ESPCF has published a report highlighting the difficulties that families who have children and young people with special educational needs and disabilities (SEND) often face when trying to access mental health and social care support, including overnight respite.
ESPCF would like to thank all the parent carers who responded to requests for feedback and shared their experiences.
The report looks at the Single Point of Advice (SPoA) service and explains what it is and which services can only be accessed via SPoA.
It concludes that:
- The local authority SPoA webpage is not at all helpful for parent carers. The webpage is not in any way user friendly and is commonly interpreted as the place to report safeguarding concerns. This is completely off-putting for families who can often see safeguarding as meaning a child at risk from their parents or other family members. Feedback shows that some families believe there is a risk that engaging with the service leads to ‘losing control’ of their family.
- The Sussex Partnership NHS Foundation Trust has a website for the East Sussex SPoA. However, parent carer feedback indicates that SPoA itself does not always meet the aims set out on this website.
- The Children’s Disability Service (CDS) criteria is very specific and does not offer support to families in need where the child/young person does not have a severe learning disability.

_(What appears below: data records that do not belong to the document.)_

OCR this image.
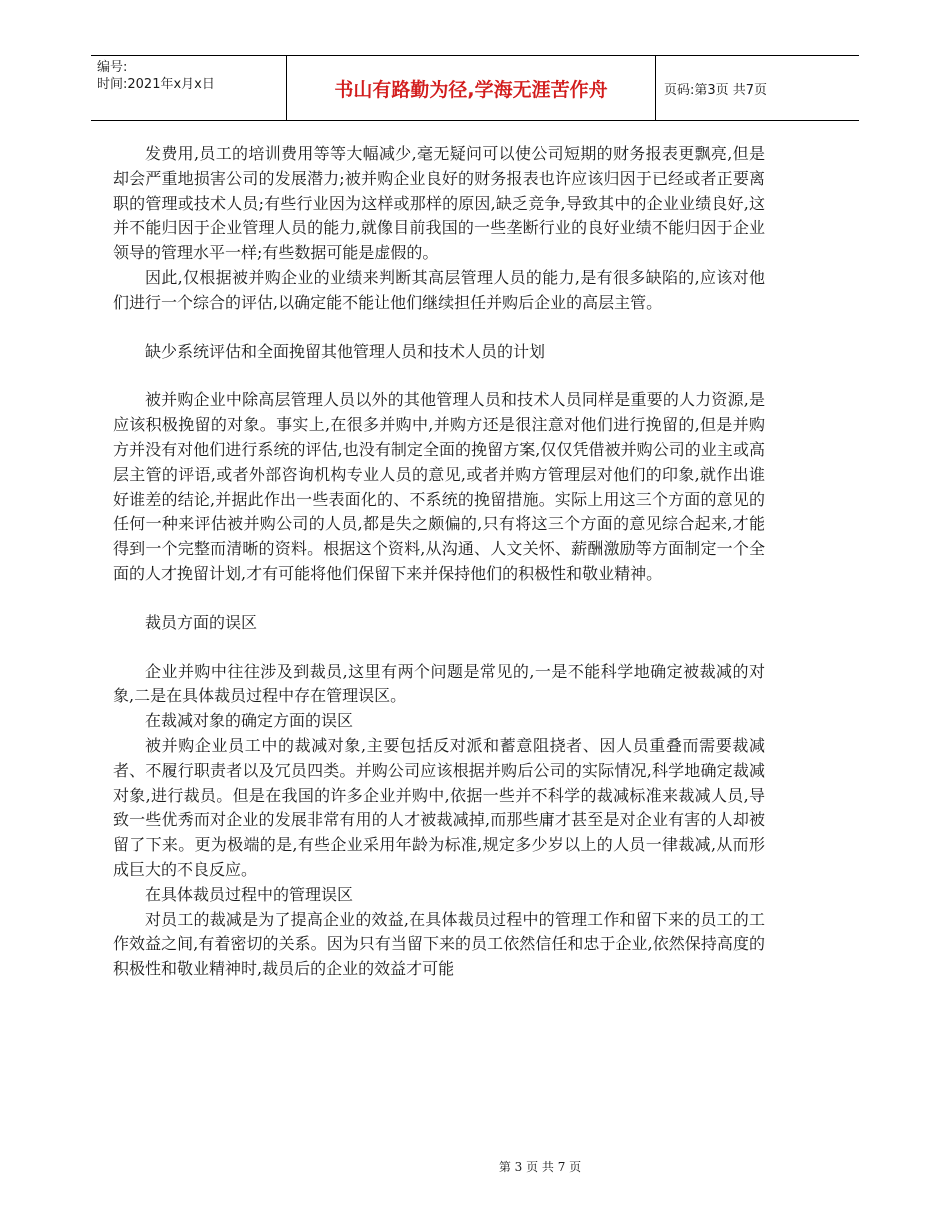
编号:
时间:2021年x月x日	书山有路勤为径,学海无涯苦作舟	页码:第3页 共7页

发费用,员工的培训费用等等大幅减少,毫无疑问可以使公司短期的财务报表更飘亮,但是却会严重地损害公司的发展潜力;被并购企业良好的财务报表也许应该归因于已经或者正要离职的管理或技术人员;有些行业因为这样或那样的原因,缺乏竞争,导致其中的企业业绩良好,这并不能归因于企业管理人员的能力,就像目前我国的一些垄断行业的良好业绩不能归因于企业领导的管理水平一样;有些数据可能是虚假的。

因此,仅根据被并购企业的业绩来判断其高层管理人员的能力,是有很多缺陷的,应该对他们进行一个综合的评估,以确定能不能让他们继续担任并购后企业的高层主管。

缺少系统评估和全面挽留其他管理人员和技术人员的计划

被并购企业中除高层管理人员以外的其他管理人员和技术人员同样是重要的人力资源,是应该积极挽留的对象。事实上,在很多并购中,并购方还是很注意对他们进行挽留的,但是并购方并没有对他们进行系统的评估,也没有制定全面的挽留方案,仅仅凭借被并购公司的业主或高层主管的评语,或者外部咨询机构专业人员的意见,或者并购方管理层对他们的印象,就作出谁好谁差的结论,并据此作出一些表面化的、不系统的挽留措施。实际上用这三个方面的意见的任何一种来评估被并购公司的人员,都是失之颇偏的,只有将这三个方面的意见综合起来,才能得到一个完整而清晰的资料。根据这个资料,从沟通、人文关怀、薪酬激励等方面制定一个全面的人才挽留计划,才有可能将他们保留下来并保持他们的积极性和敬业精神。

裁员方面的误区

企业并购中往往涉及到裁员,这里有两个问题是常见的,一是不能科学地确定被裁减的对象,二是在具体裁员过程中存在管理误区。

在裁减对象的确定方面的误区

被并购企业员工中的裁减对象,主要包括反对派和蓄意阻挠者、因人员重叠而需要裁减者、不履行职责者以及冗员四类。并购公司应该根据并购后公司的实际情况,科学地确定裁减对象,进行裁员。但是在我国的许多企业并购中,依据一些并不科学的裁减标准来裁减人员,导致一些优秀而对企业的发展非常有用的人才被裁减掉,而那些庸才甚至是对企业有害的人却被留了下来。更为极端的是,有些企业采用年龄为标准,规定多少岁以上的人员一律裁减,从而形成巨大的不良反应。

在具体裁员过程中的管理误区

对员工的裁减是为了提高企业的效益,在具体裁员过程中的管理工作和留下来的员工的工作效益之间,有着密切的关系。因为只有当留下来的员工依然信任和忠于企业,依然保持高度的积极性和敬业精神时,裁员后的企业的效益才可能

第 3 页 共 7 页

- ESPCF was told that families in need of social care support who do not meet the CDS criteria need to contact SPoA. However, for some parent carers this has not been at all helpful.
- Currently there is no single webpage/website that accurately explains which services can be accessed via SPoA and specifically which services can only be accessed via SPoA.
- ESPCF has on several occasions outlined these concerns and has requested precise information about when to use SPoA and asked that the local authority SPoA webpage is updated and made accessible.
- ESPCF parent carer feedback is varied on whether contacting SPoA has been useful, but even when it is, the criterion for support is high and there are gaps in services, leaving some families struggling and heading towards risk of breakdown. The information and signposting provided for those who do not meet the required criteria is not consistent and sometimes signposts families to services that have long waiting lists.
- ESPCF has repeatedly requested more information about what overnight respite support is (or should be) offered to families who do not fit the CDS criteria and has not had adequate answers.
- The feedback ESPCF has received from parent carers about the difficulty accessing support and services via SPoA is quite extensive and very concerning. The long waiting lists to access CAMHS (for mental health support and for neurodevelopmental assessments) are already well documented, but the data is lacking on social care support and services in regard to unmet need.
- ESPCF has raised concerns that there is a lack of discussion and data on those families needing respite who do not meet the CDS criteria. ESPCF has asked that this data is captured and acknowledged.
- ESPCF will continue to request information, to highlight the gaps in services, and try to influence services to meet the needs left by these gaps, and keep parent carers informed.
ESPCF has met with the professionals responsible for SPoA and associated services, and presented the feedback from parent carers, along with its conclusions. As outlined in the report, ESPCF still has concerns on behalf of SEND families which it will continue to pursue.